5. Determine training phases. One of the biggest mistakes call centers make is focusing only on new hire training and the agent's first 30, 60 or 90 days. A successful training program requires phases with specific time frames and some stages that repeat.

  • Onboarding and new hire training. This phase is finite and is typically administered at a corporate level. It includes any paperwork and corporate policy training that HR outlines. New hire training can last for two to eight months, depending on the center and the agent's time to proficiency. Call center directors can include various resources and training channels in this phase.
  • Shadowing or nesting training. This phase is typically part of new hire training. After new employees learn a skill, they can shadow one or multiple management team members throughout the phase as required. Nesting training is a formal process where new agents work in a practice environment with trainers, managers and other staff to help them learn on the job. It can last for up to two to four weeks. This is where agents learn before they work on the floor.
  • Refresher training. This phase repeats and focuses on retraining agents after management teams notice performance deficiencies. The goal is to retrain agents on skills learned previously and their performance requirements. Management teams also should ensure agents understand any process changes the organization may have made.

6. Align training, quality and coaching. Many call centers operate in silos. Yet, call center directors should integrate training, quality and coaching, as they consistently feed each other through a feedback performance loop. Training programs must have specific criteria directors can measure by quality and review it in a formal coaching process. If a disconnect occurs, it creates frustration and confusion for agents.

7. Deliver training in diverse ways. People learn and absorb information in many different ways. Organizations must offer training programs in various styles and not all online. Management teams can assess how each agent learns best and tailor training to the agent's preferred style. How management teams conduct training may depend on the topic and requires understanding the learning goals and learners.

8. Include agents in training. Organizations should ask for agent feedback throughout the training process. Agents can help create new processes, develop content for training models and provide input on knowledge, skills, abilities and training analysis. Successful training programs are built alongside agents, not in a vacuum and delivered to them.

9. Recognize and reward success. When the organization outlines the above steps with criteria, it can then reward success. Call center directors can recognize employees through training based on training hours, highest scores on quizzes, tests and certifications, professional development credits, quality and coaching levels achieved, projects completed, customer testimonials and internal group testimonials. Directors should keep recognition consistent each week and change the rewards and criteria to keep employees engaged.

10. Make it fun. Directors can add in elements of fun throughout the training process and make that part of the organization's culture.

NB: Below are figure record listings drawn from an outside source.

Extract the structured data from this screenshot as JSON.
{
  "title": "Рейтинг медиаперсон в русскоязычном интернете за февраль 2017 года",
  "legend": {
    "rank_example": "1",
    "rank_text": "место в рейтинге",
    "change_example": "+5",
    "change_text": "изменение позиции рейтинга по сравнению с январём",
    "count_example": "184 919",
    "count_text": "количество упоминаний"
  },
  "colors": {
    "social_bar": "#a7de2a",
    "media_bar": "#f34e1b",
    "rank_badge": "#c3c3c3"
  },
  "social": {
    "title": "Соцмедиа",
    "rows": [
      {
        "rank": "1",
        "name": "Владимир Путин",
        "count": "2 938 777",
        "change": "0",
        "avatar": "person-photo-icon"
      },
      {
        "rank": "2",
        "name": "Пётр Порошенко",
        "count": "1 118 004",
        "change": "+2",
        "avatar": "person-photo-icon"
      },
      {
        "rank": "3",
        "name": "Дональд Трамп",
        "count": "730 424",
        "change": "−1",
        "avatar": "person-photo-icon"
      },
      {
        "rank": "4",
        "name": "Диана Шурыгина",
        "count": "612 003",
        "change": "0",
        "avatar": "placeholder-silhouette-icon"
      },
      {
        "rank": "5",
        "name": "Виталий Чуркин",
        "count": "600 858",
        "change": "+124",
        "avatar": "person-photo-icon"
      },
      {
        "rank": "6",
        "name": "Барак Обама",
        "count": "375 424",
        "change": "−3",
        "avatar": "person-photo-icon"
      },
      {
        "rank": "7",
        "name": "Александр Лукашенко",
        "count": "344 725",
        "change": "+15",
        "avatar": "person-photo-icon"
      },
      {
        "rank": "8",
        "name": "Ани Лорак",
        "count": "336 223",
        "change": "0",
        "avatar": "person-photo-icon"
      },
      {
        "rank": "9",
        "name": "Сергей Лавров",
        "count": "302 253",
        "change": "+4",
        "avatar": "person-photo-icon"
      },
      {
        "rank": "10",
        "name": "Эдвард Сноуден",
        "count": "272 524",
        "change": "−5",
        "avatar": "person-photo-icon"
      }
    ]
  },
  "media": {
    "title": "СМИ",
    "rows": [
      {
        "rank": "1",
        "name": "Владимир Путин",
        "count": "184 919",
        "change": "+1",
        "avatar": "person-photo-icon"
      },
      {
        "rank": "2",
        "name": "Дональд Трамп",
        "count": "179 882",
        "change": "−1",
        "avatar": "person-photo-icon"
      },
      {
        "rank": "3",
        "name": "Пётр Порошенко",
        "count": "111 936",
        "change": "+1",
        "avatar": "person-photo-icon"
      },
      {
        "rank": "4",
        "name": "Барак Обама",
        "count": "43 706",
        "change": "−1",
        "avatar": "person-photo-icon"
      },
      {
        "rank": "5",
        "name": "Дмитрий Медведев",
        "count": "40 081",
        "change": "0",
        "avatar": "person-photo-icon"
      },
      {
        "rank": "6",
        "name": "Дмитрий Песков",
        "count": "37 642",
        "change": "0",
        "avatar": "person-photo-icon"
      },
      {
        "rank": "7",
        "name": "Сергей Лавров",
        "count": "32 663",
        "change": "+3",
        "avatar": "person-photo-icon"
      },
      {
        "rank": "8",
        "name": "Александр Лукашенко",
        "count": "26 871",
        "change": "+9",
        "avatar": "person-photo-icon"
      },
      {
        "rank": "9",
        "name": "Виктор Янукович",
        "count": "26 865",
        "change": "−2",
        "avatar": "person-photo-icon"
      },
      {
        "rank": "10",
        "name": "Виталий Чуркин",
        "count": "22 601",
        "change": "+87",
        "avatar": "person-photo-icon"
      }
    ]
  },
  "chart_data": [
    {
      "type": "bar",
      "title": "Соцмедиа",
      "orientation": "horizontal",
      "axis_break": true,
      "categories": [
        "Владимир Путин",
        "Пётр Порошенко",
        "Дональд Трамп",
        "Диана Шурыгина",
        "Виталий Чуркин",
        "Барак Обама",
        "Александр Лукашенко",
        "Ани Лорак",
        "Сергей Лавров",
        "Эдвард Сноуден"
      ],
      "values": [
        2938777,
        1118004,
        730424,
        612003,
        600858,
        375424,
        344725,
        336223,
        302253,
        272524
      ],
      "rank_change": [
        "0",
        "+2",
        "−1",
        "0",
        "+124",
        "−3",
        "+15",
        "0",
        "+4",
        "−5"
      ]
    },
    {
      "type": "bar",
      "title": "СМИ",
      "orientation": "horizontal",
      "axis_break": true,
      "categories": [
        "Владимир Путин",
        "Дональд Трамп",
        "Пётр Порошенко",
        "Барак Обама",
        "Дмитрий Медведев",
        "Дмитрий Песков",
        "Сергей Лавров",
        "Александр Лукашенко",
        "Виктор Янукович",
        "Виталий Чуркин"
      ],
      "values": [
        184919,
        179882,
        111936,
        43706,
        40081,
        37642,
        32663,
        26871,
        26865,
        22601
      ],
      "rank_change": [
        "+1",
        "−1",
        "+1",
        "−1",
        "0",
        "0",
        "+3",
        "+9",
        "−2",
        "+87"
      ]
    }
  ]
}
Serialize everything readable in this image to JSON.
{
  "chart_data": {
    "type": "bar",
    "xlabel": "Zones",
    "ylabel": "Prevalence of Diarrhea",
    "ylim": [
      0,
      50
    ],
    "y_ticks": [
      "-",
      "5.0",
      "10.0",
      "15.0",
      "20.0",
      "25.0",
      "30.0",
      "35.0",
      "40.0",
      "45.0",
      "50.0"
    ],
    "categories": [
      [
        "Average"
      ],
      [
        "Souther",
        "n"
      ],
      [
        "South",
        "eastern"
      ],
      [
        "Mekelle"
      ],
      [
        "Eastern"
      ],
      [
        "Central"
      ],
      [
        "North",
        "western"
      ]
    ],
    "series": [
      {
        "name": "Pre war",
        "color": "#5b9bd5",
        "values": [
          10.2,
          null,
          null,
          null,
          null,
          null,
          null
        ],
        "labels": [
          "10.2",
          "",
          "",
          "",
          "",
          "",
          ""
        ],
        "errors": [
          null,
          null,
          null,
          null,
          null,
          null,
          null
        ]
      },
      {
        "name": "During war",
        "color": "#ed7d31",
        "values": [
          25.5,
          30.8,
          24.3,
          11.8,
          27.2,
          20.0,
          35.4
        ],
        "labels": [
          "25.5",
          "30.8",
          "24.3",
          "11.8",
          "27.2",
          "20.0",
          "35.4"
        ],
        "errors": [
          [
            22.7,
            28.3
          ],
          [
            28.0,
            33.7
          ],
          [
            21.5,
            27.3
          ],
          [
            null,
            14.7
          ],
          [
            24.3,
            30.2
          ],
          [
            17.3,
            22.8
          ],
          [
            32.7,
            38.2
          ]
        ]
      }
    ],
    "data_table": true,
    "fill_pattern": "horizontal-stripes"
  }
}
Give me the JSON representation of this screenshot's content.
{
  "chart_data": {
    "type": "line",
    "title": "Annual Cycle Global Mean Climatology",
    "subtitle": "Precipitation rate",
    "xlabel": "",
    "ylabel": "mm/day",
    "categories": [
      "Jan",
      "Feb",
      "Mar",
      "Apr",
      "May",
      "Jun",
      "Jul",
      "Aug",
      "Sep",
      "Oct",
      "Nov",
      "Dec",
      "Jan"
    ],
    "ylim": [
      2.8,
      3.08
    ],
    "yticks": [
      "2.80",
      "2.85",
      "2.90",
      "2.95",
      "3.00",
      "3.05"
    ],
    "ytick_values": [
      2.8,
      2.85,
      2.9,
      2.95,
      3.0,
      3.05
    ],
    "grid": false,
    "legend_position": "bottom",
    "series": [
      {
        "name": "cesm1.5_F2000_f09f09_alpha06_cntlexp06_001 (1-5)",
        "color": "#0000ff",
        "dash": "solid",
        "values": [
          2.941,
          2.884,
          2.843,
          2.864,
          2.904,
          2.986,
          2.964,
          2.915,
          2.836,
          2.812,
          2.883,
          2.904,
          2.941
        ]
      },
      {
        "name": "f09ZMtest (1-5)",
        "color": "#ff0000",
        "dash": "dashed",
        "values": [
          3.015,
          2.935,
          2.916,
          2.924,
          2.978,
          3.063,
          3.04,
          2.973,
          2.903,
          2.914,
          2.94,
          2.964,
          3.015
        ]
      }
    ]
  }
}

Continuing a call center agent training program

Successful call center agent training isn't a one-time activity at the beginning of an agent's career. Training is continuous throughout the employee lifecycle and includes many functional aspects, such as quality monitoring, knowledge management, professional development and career pathing.

Call center managers are vital to the training process and can help develop, administer and monitor training. Managers can serve as leaders and provide real-time input through performance monitoring based on reporting and metrics. Also, managers are key stakeholders in testing, developing and administering training across learning channels. If management teams focus on the key steps to implement and establish a call center agent training program, call centers can increase profits, reduce attrition and create a culture that engages agents.